Nicola Di Bari‘nin “La Prima Cosa Bella” (1970) şarkısıyla başlayan davette Necla, sevdiğinin hoşuna gitsin diye Frédéric Chopin‘den “Mi Bemol Majör Op. 18 Grande Valse Brillante“yi (1833) çalıyor. Konservatuvar konserinde dinlemiş, çok beğenmişler. Delikanlı farkında bile değil; “Hatırlayamadım.” Cevat’ın aşırılıkları nedeniyle dayak yediği o gece, güzel şekilde bitiyor. Pınar ve Faruk evliğe karar verirler.
Balayına gidiş, Paul Mauriat’nın “Le Passeger De La Pluie” (1970) albümündeki “Raindrops Keep Fallin’ On My Head” ile
“Airport” (1970) filminin Alfred Newman imzalı ana teması eşliğinde, balayındaki mutluluk, bir telgrafla yarım kalır.
“Antrepo yanmış… 2 milyon lira zarar. İflas.
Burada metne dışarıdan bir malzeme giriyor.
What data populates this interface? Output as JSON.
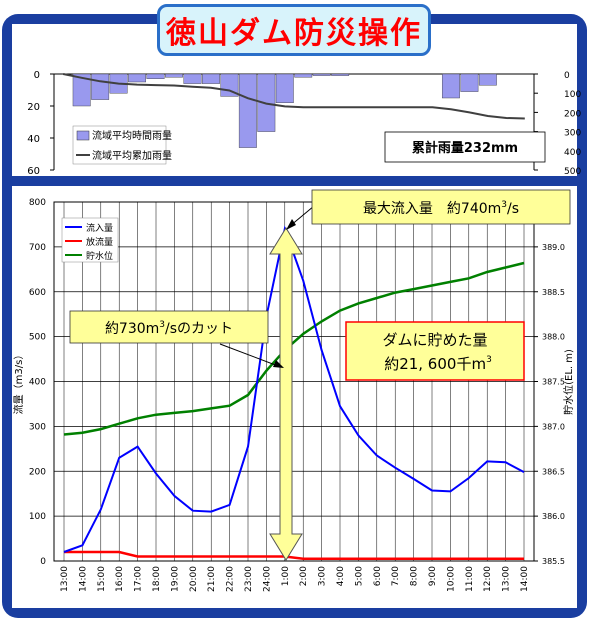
{
  "title": "徳山ダム防災操作",
  "colors": {
    "frame": "#1a3ea0",
    "rain_bar": "#9999ee",
    "cumulative": "#404040",
    "inflow": "#0000ff",
    "outflow": "#ff0000",
    "water_level": "#008000",
    "arrow_fill": "#ffff99",
    "callout_fill": "#ffff99"
  },
  "chart_data": [
    {
      "type": "bar",
      "subtitle": "rainfall",
      "legend": [
        "流域平均時間雨量",
        "流域平均累加雨量"
      ],
      "legend_position": "bottom-left",
      "annotation": "累計雨量232mm",
      "left_axis": {
        "ylim": [
          0,
          60
        ],
        "reversed": true,
        "ticks": [
          "0",
          "20",
          "40",
          "60"
        ]
      },
      "right_axis": {
        "ylim": [
          0,
          500
        ],
        "reversed": true,
        "ticks": [
          "0",
          "100",
          "200",
          "300",
          "400",
          "500"
        ]
      },
      "categories": [
        "13:00",
        "14:00",
        "15:00",
        "16:00",
        "17:00",
        "18:00",
        "19:00",
        "20:00",
        "21:00",
        "22:00",
        "23:00",
        "24:00",
        "1:00",
        "2:00",
        "3:00",
        "4:00",
        "5:00",
        "6:00",
        "7:00",
        "8:00",
        "9:00",
        "10:00",
        "11:00",
        "12:00",
        "13:00",
        "14:00"
      ],
      "series": [
        {
          "name": "流域平均時間雨量",
          "kind": "bar",
          "axis": "left",
          "values": [
            0,
            20,
            16,
            12,
            5,
            3,
            2,
            6,
            6,
            14,
            46,
            36,
            18,
            2,
            1,
            1,
            0,
            0,
            0,
            0,
            0,
            15,
            11,
            7,
            0,
            0
          ]
        },
        {
          "name": "流域平均累加雨量",
          "kind": "line",
          "axis": "right",
          "values": [
            0,
            20,
            38,
            50,
            55,
            58,
            60,
            66,
            72,
            86,
            126,
            154,
            169,
            173,
            173,
            173,
            173,
            173,
            173,
            173,
            173,
            184,
            200,
            219,
            229,
            232
          ]
        }
      ]
    },
    {
      "type": "line",
      "ylabel": "流量（m3/s）",
      "y2label": "貯水位(EL. m)",
      "ylim": [
        0,
        800
      ],
      "y2lim": [
        385.5,
        389.5
      ],
      "yticks": [
        "0",
        "100",
        "200",
        "300",
        "400",
        "500",
        "600",
        "700",
        "800"
      ],
      "y2ticks": [
        "385.5",
        "386.0",
        "386.5",
        "387.0",
        "387.5",
        "388.0",
        "388.5",
        "389.0"
      ],
      "legend_position": "top-left",
      "x": [
        "13:00",
        "14:00",
        "15:00",
        "16:00",
        "17:00",
        "18:00",
        "19:00",
        "20:00",
        "21:00",
        "22:00",
        "23:00",
        "24:00",
        "1:00",
        "2:00",
        "3:00",
        "4:00",
        "5:00",
        "6:00",
        "7:00",
        "8:00",
        "9:00",
        "10:00",
        "11:00",
        "12:00",
        "13:00",
        "14:00"
      ],
      "series": [
        {
          "name": "流入量",
          "axis": "left",
          "values": [
            20,
            35,
            115,
            230,
            255,
            195,
            145,
            112,
            110,
            125,
            255,
            545,
            740,
            625,
            470,
            345,
            280,
            235,
            208,
            183,
            157,
            155,
            185,
            222,
            220,
            198
          ]
        },
        {
          "name": "放流量",
          "axis": "left",
          "values": [
            20,
            20,
            20,
            20,
            10,
            10,
            10,
            10,
            10,
            10,
            10,
            10,
            10,
            5,
            5,
            5,
            5,
            5,
            5,
            5,
            5,
            5,
            5,
            5,
            5,
            5
          ]
        },
        {
          "name": "貯水位",
          "axis": "right",
          "values": [
            386.91,
            386.93,
            386.97,
            387.03,
            387.09,
            387.13,
            387.15,
            387.17,
            387.2,
            387.23,
            387.35,
            387.62,
            387.85,
            388.03,
            388.17,
            388.29,
            388.37,
            388.43,
            388.49,
            388.53,
            388.57,
            388.61,
            388.65,
            388.72,
            388.77,
            388.82
          ]
        }
      ],
      "annotations": [
        {
          "id": "peak",
          "text_a": "最大流入量　約740m",
          "sup": "3",
          "text_b": "/s"
        },
        {
          "id": "cut",
          "text_a": "約730m",
          "sup": "3",
          "text_b": "/sのカット"
        },
        {
          "id": "stored",
          "line1": "ダムに貯めた量",
          "line2a": "約21, 600千m",
          "sup": "3"
        }
      ]
    }
  ]
}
Babamın yüreğine inmiş.”
Aysel, başlarına gelen bu felaketten Pınar’ı sorumlu tutuyor. “Uğursuzluk getirdin bize.” Kaçmasına neden olur kahramanımızın.
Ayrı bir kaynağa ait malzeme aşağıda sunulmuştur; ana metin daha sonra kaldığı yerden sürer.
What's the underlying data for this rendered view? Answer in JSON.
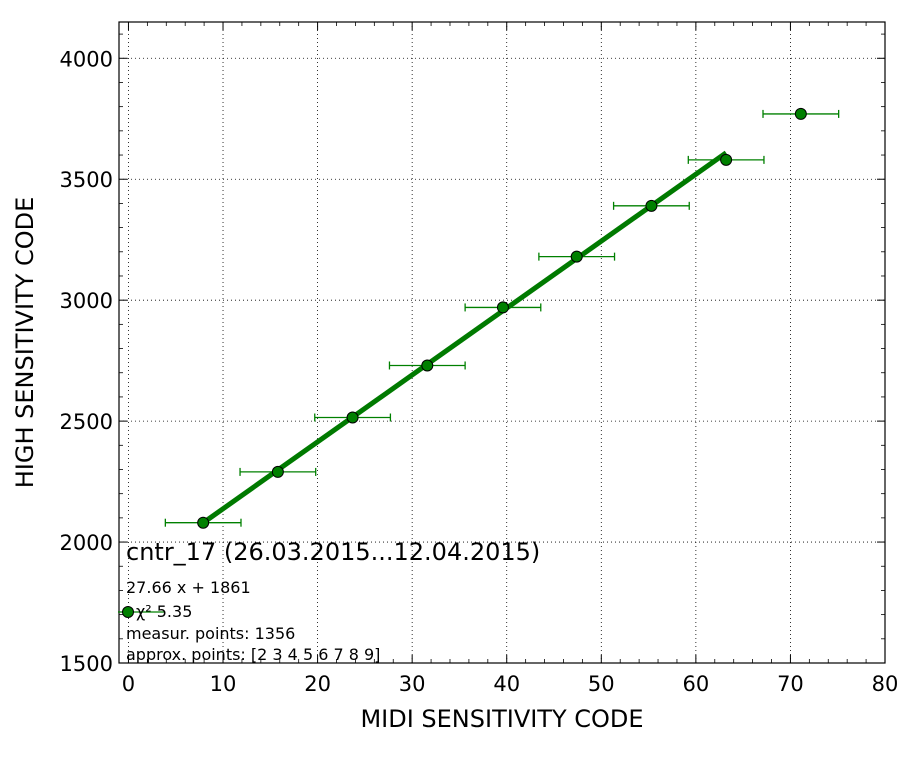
{
  "chart_data": {
    "type": "scatter",
    "title": "",
    "xlabel": "MIDI SENSITIVITY CODE",
    "ylabel": "HIGH SENSITIVITY CODE",
    "xlim": [
      -1,
      80
    ],
    "ylim": [
      1500,
      4150
    ],
    "x_ticks": [
      0,
      10,
      20,
      30,
      40,
      50,
      60,
      70,
      80
    ],
    "y_ticks": [
      1500,
      2000,
      2500,
      3000,
      3500,
      4000
    ],
    "grid": true,
    "legend_placement": "bottom-left",
    "colors": {
      "points": "#008000",
      "fit_line": "#007a00",
      "errorbars": "#008000"
    },
    "series": [
      {
        "kind": "points-with-x-errorbars",
        "x": [
          7.9,
          15.8,
          23.7,
          31.6,
          39.6,
          47.4,
          55.3,
          63.2,
          71.1
        ],
        "y": [
          2080,
          2290,
          2515,
          2730,
          2970,
          3180,
          3390,
          3580,
          3770
        ],
        "x_err": [
          4.0,
          4.0,
          4.0,
          4.0,
          4.0,
          4.0,
          4.0,
          4.0,
          4.0
        ]
      },
      {
        "kind": "fit-line",
        "x": [
          7.9,
          63.2
        ],
        "y": [
          2079.5,
          3609.1
        ]
      }
    ],
    "legend": {
      "title": "cntr_17 (26.03.2015...12.04.2015)",
      "lines": [
        "27.66 x + 1861",
        "χ² 5.35",
        "measur. points: 1356",
        "approx. points: [2 3 4 5 6 7 8 9]"
      ]
    }
  }
}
Son 20 dakika, ayrı bir film gibi. Yardımına, yine Remzi yetişir. Nahide Teyze’nin pansiyonunda bir oda bulur. Kızı Umut’un doğumu burada. Söylediği ninniyi çok beğenen ‘musiki hocası’ Nubar Terziyan’ın yardımıyla şarkıcılığa başlar. Faruk da her yerde O’nu arıyordu. Gazeteye ilan bile vermiş. Hoş bir rastlantı, Pınar’ın gazino ilanıyla yan yana çıkıyor. Hiç olmazsa gazete sayfasında bir aradalar! Kavuşmaları Nubar Terziyan’ın gayretiyle.
Tony Osborne’un “Incidentally” (1968) albümündeki ‘Tant’ ile akşam yemeği ve “Il Diritto Di Amare” ile dans.
Faruk: “Seni…“
Pınar: “(Eliyle delikanlıyı susturarak) Söyleme. Ben de.”